Catching up with the emphasis on experiential learning in medical education and inspired by the landmark case Gideon v. Wainwright, many U.S. law schools offer clinical courses: the opportunity to handle live-client cases under educational supervision. In the past few decades, U.S. law schools have developed clinical pedagogy and invested in creating hundreds of clinics. Today, thousands of law students have the opportunity to develop critical lawyering skills while serving indigent clients under student practice rules in every part of the country. Villanova’s clinical program is at the heart of the Law School’s Augustinian Catholic mission.

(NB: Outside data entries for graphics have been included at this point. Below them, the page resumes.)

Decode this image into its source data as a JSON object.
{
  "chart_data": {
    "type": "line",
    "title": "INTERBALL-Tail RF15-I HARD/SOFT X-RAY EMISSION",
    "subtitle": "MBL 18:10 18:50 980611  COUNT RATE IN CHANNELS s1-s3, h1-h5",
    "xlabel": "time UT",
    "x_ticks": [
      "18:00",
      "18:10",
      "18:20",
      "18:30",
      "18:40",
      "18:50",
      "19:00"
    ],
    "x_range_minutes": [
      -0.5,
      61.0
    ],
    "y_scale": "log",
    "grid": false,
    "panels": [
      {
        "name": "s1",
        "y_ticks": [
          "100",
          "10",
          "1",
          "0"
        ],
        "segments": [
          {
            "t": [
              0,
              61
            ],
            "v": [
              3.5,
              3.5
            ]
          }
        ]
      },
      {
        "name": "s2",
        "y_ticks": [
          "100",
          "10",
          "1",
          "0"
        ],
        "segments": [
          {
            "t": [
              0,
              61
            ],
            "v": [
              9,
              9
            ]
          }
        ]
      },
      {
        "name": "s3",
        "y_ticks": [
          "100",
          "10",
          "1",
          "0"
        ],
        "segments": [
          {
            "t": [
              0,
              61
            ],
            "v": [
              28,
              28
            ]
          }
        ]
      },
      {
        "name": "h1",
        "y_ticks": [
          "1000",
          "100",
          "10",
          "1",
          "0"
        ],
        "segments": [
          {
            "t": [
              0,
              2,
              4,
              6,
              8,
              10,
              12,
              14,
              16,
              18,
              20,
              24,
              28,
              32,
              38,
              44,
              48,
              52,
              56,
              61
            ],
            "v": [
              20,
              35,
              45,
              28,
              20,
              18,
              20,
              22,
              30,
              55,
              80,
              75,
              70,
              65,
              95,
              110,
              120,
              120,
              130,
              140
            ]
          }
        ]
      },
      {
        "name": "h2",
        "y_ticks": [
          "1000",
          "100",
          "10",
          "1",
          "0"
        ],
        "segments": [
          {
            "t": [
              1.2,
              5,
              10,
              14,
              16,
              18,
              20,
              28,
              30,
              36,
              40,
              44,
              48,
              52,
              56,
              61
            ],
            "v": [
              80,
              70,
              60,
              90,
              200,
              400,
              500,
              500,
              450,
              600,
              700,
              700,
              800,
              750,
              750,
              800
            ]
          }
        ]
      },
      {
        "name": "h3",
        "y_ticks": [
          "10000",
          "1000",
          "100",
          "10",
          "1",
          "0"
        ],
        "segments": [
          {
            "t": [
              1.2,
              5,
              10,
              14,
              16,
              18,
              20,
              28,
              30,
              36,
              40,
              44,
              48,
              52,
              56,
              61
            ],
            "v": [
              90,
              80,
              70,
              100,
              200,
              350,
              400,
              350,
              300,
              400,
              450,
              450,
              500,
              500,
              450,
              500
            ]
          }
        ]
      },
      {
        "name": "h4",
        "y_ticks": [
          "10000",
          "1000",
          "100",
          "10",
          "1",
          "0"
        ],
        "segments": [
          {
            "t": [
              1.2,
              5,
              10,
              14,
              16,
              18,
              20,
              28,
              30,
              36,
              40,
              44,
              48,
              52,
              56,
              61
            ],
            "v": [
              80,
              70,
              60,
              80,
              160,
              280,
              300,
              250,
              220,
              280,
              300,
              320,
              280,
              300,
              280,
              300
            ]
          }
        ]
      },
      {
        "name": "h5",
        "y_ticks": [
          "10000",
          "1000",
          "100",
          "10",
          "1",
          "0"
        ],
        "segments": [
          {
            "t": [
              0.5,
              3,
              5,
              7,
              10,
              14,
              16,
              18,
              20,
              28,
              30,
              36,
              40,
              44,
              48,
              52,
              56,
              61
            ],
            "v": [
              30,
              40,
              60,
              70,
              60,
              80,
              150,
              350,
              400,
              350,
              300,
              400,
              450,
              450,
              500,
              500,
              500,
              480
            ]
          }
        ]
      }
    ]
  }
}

Legal education in other parts of the world began following this example in earnest in the 1990s. Villanova Law Professor Beth Lyon has been involved in this process as a trainer, consultant, and demonstration teacher in India, Hungary, China, and Nicaragua. Recently, Professor Lyon was selected by the International Senior Lawyers Project to serve on a team of two professors consulting with a coalition in Bolivia that is developing Bolivia’s first clinic. The partners in the project are Bolivia’s top law school, the Universidad Católica Boliviana, along with la Universidad Salesiana de Bolivia, and the Red de Profesionales Abogados en Derechos Humanos, which is a network of pro bono lawyers working with the Institución Capacitación y Derechos Ciudadanos (CDC), the principal legal services provider in La Paz.
In October, Professor Lyon and her co-trainer, a clinical professor from Cornell Law School, traveled to La Paz for a week to facilitate trainings for faculty and staff of the two law schools and the CDC on legal education reform and clinical legal education pedagogy. Professor Lyon’s presentations included Establishing Objectives for Legal Education, Description of the Villanova Law School Farmworker Legal Aid Clinic, Designing a Clinical Course, and Pedagogy for Skills Teaching (English translation of titles).
Professor Lyon also lectured on the clinical legal education movement to students of la Universidad Católica Boliviana and La Universidad Salesiana de Bolivia and is working to match Bolivia’s first clinical students with Villanova Law clinical students to share experiences.
Professor Lyon is continuing to assist the Bolivian partners with developing their lawyering skills seminar, and is seeking funding to bring them to visit clinics in the United States. She is also preparing an application to seek a Fulbright fellowship to return to La Paz to assist as a co-teacher and international human rights litigation supervisor in the new clinic, and to research access to justice for language minorities. Bolivia is one of only two countries in the Americas that is majority indigenous, and has thirty-seven official languages. Article One of the Bolivian Constitution of 2009 states, “Bolivia is constituted as a Unitary Social State of Plurinational, Community-Based Law, free, independent, sovereign, democratic, intercultural, decentralized, and with autonomies. Bolivia is founded in plurality and political, economic, juridical, cultural, and linguistic pluralism within the integrating process of the country.”